The company hopes to increase operating margins by approximately 65 basis points. Combined with planned share repurchases, earnings are expected to increase by approximately 12% to $3.37 per share.
On top of reporting a strong end to 2012, Home Depot pleased its shareholders by returning more cash. Its board of directors approved a 34% increase in its quarterly dividend, to $0.39 per share.
The board furthermore authorized a $17 billion share repurchase program which replaces the current authorization. At these levels, Home Depot could repurchase roughly a quarter of a billion shares, or a sixth of its share base currently outstanding.
Home Depot ended its fiscal year of 2012 with $2.5 billion in cash and equivalents. The company operates with $10.8 billion in short and long term debt, for a net debt position of $8.3 billion.
The company reported full year revenues of $74.8 billion for 2012 on which the firm earned $4.5 billion.
Factoring in Tuesday's gains, the market values Home Depot around $101 billion. This values the firm at 1.3 times annual revenues and 22-23 times annual earnings.
As a result of the dividend hike to $0.39 per quarter, Home Depot currently pays a dividend yield of 2.3%.
Some Historical Perspective
Shares of Home Depot have risen by more than 40% over the past year. Shares traded around $50 in the first half of 2012, and have steadily gained ground, approaching all time highs, around $68 at the moment.

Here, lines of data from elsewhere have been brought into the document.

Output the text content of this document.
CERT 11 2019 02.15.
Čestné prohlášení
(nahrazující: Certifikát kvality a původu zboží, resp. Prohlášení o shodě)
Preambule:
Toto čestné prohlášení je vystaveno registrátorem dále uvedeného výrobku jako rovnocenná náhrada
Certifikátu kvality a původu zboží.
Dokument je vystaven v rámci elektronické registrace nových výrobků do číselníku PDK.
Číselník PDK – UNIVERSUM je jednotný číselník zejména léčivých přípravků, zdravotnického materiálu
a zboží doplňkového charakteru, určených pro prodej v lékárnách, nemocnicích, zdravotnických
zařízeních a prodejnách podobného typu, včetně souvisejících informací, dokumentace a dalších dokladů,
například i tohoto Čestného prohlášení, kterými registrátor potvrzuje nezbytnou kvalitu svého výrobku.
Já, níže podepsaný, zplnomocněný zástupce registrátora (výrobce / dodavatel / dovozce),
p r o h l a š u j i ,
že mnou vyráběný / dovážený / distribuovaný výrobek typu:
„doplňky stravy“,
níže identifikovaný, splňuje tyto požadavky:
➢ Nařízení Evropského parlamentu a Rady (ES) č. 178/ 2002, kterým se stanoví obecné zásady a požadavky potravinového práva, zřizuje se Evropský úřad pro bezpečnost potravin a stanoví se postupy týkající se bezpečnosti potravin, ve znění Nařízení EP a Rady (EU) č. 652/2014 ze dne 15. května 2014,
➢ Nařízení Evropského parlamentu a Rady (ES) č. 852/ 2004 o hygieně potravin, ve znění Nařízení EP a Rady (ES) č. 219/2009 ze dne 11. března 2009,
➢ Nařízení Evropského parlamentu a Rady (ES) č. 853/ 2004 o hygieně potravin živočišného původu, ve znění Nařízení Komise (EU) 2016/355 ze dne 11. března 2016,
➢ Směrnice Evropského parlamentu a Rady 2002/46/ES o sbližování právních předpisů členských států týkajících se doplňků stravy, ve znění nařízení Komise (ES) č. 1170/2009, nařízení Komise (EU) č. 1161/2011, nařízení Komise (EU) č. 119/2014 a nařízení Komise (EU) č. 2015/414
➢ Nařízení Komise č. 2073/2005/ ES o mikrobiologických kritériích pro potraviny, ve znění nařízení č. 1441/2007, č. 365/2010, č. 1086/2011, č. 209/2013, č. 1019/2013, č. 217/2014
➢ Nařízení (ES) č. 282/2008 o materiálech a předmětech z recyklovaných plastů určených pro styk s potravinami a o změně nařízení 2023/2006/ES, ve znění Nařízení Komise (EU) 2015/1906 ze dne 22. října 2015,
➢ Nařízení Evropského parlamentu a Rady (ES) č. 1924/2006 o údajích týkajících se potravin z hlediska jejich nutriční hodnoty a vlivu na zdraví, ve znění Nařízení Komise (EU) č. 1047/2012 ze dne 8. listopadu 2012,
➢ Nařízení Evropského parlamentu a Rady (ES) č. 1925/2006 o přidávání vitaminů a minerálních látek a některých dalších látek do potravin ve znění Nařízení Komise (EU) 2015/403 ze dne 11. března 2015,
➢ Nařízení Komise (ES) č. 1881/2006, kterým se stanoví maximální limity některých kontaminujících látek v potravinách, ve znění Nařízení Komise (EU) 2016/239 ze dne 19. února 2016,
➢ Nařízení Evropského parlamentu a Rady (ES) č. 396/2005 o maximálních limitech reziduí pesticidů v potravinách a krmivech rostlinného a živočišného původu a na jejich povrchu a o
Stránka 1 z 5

Shares have more than tripled from lows around $20 during the recession in 2008, as the weak housing market put pressure on the prospects of home improvement retailers.

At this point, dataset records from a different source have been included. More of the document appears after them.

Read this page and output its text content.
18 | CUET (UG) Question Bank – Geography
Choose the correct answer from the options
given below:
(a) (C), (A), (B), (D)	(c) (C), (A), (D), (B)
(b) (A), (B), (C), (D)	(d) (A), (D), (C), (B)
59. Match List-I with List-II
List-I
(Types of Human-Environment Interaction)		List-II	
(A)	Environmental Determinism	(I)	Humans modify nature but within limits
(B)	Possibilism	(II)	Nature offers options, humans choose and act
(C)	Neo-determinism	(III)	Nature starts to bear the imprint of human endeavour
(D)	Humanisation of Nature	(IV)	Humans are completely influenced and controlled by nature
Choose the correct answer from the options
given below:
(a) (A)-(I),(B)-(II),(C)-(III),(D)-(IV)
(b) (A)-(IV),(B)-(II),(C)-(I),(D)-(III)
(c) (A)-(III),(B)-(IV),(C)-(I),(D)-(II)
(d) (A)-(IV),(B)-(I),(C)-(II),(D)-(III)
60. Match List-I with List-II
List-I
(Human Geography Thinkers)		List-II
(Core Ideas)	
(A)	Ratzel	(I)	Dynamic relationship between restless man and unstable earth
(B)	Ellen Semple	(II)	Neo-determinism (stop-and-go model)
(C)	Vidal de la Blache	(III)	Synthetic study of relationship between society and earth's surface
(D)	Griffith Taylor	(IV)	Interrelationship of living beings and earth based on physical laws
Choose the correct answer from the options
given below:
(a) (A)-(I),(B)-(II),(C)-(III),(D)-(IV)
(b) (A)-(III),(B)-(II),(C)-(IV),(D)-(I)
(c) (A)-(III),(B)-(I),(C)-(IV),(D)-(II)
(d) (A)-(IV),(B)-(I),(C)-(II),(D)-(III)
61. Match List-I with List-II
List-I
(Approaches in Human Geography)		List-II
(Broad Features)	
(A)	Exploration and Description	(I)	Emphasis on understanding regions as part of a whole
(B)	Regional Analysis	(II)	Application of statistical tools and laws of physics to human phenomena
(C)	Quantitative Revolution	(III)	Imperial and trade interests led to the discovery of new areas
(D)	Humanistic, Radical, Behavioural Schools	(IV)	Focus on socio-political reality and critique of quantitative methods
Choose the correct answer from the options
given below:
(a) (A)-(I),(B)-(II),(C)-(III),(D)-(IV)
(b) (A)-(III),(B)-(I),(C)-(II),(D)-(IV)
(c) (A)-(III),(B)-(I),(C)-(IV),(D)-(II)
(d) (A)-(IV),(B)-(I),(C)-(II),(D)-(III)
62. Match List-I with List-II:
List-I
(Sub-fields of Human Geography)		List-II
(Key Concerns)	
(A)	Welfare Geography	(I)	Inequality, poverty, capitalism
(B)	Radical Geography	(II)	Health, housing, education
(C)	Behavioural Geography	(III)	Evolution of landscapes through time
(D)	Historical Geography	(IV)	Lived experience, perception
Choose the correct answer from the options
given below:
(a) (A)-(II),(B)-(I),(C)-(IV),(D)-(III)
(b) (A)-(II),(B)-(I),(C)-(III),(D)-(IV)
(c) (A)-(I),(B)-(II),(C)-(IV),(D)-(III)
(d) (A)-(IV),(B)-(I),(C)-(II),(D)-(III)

Between 2008 and 2012, Home Depot has reported a very modest cumulative revenue growth of just 5%. The company has driven returns by doubling its annual profits over the same time period. Earnings per share rose even faster as the company has retired roughly 10% of its shares outstanding over the time period.
Some Historical Perspective
At the presentation of the third quarter results, I took a look at the prospects for Home Depot. I concluded that the company was perfectly positioned to benefit from the rebound in the housing sector. With shares trading around $63 at that moment, I concluded to remain on the sidelines given the high valuation.
It is interesting that Home Depot deserves a premium valuation in today's environment. Shares are trading at least 50% higher from the highs in the low forties set during the housing bubble in 2006-2007. The main reason for the higher valuation seems to be the increase in margins and earnings, not revenue growth.
Despite the margin expansion, shares are valued at a premium valuation of 22 times 2012's annual earnings, and 20 times 2013's expected earnings. While a 39% dividend hike seems impressive, it "only" boosted the current dividend yield to 2.3%. At these levels I see few triggers to pick up some shares given the historically high profit margins and the high overall valuation multiples.
I applaud management with the value creation over the past years on the back of operating margin expansion and a sound financial strategy. Yet I see few reasons to pick up shares at these elevated levels despite the strong results and the shareholder-friendly financial strategy.
Disclosure: I have no positions in any stocks mentioned, and no plans to initiate any positions within the next 72 hours. I wrote this article myself, and it expresses my own opinions. I am not receiving compensation for it (other than from Seeking Alpha). I have no business relationship with any company whose stock is mentioned in this article.